Lesson #5: Getting the right people in the right roles is critical for employee happiness and business success.
Sometimes, disaster will strike the Vault. Radroaches might infest the water treatment plant. The power generator catches on fire from time to time. Raiders from the Wasteland tend to drop by uninvited after the sun goes down. The first time any of these things happened, I panicked. I wanted to help my Dwellers, but I didn’t know how.
Guess what happened? The Dwellers figured it out. The best equipped Dwellers figured it out quicker and minimized Vault damage. Everyone earned experience points.
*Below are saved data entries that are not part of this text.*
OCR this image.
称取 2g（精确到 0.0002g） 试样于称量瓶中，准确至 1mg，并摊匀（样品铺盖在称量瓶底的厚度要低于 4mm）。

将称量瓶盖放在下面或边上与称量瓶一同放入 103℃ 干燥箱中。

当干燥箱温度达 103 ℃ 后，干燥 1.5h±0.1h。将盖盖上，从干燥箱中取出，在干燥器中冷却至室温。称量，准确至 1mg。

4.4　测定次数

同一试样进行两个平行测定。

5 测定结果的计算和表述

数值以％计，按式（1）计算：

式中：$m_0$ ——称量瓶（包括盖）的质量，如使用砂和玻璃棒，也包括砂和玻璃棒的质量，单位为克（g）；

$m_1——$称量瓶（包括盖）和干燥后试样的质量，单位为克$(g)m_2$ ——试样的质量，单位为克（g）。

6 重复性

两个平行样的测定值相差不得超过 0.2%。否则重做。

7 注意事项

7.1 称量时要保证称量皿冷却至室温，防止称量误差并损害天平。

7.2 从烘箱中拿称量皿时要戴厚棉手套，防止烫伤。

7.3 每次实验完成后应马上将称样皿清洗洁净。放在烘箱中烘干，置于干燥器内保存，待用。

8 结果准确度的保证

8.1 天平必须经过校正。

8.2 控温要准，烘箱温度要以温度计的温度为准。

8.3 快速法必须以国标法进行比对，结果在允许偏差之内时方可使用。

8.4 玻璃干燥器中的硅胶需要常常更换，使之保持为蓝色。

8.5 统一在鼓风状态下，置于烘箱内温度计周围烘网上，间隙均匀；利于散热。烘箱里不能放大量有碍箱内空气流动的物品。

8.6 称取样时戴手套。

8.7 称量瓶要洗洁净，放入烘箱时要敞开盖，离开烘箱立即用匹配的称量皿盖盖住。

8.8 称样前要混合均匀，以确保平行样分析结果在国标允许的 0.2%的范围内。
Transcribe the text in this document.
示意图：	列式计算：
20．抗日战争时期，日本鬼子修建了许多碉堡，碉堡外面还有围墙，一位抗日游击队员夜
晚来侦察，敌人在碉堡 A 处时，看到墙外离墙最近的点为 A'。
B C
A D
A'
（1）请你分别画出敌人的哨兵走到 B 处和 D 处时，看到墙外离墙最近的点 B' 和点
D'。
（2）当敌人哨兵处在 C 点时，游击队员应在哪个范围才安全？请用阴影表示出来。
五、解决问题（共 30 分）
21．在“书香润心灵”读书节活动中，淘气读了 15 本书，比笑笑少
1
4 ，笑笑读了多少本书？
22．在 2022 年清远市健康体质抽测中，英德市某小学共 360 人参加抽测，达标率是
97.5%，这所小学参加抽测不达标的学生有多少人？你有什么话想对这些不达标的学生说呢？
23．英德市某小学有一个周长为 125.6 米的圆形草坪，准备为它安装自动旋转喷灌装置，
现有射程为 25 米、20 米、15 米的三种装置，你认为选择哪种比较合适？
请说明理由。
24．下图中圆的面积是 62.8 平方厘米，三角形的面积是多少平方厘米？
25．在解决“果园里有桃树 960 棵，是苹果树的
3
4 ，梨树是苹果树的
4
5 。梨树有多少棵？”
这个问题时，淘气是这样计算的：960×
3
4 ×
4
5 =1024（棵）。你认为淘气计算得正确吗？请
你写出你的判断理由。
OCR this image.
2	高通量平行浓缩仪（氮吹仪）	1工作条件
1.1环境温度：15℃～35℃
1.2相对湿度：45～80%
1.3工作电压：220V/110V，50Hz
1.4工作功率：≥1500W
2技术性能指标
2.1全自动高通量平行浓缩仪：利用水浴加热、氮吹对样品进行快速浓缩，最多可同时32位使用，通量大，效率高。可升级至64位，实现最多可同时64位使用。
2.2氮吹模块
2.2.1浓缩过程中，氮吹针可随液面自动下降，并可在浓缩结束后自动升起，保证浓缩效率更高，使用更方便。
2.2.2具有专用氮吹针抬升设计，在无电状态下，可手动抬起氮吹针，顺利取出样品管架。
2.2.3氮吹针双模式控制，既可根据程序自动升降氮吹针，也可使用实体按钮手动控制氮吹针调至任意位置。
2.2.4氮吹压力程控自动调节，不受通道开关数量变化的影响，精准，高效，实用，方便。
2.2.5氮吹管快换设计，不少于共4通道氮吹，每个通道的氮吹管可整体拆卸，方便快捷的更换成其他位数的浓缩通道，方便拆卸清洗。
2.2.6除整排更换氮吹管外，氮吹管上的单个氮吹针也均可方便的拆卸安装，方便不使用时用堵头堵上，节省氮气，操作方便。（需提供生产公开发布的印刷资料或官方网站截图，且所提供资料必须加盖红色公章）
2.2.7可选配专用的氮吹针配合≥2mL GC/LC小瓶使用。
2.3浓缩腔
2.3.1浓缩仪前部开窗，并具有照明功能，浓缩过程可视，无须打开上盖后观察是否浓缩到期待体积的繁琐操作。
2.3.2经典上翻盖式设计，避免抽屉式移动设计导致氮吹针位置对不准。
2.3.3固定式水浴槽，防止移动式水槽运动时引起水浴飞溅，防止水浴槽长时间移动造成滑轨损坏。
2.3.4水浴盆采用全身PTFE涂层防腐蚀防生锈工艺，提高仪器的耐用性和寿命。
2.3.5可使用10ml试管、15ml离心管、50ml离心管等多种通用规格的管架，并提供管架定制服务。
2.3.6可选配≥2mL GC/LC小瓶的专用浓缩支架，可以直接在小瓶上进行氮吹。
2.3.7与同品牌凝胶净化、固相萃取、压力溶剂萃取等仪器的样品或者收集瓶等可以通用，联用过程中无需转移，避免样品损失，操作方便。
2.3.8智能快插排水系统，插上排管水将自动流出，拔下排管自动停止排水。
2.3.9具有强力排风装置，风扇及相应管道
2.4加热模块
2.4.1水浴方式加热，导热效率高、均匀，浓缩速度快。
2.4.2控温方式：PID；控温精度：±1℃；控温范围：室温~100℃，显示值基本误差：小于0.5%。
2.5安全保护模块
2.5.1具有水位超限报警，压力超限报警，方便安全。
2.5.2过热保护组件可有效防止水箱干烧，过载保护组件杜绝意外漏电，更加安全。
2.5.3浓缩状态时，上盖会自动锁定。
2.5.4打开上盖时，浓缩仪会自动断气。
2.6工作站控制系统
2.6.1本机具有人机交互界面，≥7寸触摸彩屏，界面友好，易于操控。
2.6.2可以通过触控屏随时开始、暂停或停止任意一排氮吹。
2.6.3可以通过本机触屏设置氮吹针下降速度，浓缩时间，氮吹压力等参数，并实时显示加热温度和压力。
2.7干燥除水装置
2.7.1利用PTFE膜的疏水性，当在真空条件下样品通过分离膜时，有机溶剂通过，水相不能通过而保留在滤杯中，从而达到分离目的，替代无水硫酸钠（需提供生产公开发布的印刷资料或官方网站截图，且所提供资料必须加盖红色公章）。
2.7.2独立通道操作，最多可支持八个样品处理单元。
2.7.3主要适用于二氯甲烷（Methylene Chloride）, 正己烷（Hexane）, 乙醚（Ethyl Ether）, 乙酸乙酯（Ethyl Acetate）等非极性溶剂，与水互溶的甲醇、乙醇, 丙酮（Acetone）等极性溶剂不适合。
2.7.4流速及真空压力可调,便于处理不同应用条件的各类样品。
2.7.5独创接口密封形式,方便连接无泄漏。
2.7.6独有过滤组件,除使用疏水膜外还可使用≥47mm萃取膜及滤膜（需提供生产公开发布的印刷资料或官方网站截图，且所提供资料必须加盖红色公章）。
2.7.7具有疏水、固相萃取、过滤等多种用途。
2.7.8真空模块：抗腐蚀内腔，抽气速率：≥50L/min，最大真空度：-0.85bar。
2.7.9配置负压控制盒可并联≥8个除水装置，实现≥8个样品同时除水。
My only responsibility was making sure I had the right Dwellers in the right rooms with the right equipment to do their jobs.
Lesson #6: Give your employees what they need to do their jobs, and then step back and let them work. They will perform better without your micromanagement, and they will grow in the process, leading to increased happiness.
My son and husband aren’t as stoked about the business lessons in Fallout Shelter as I am. In fact, they think I’m a little bit geeky for getting so excited about it. Maybe they’re right. I doubt the creators of the game intentionally built it to be an extended metaphor for business ownership, but they succeeded spectacularly. Well done, Bethesda Softworks!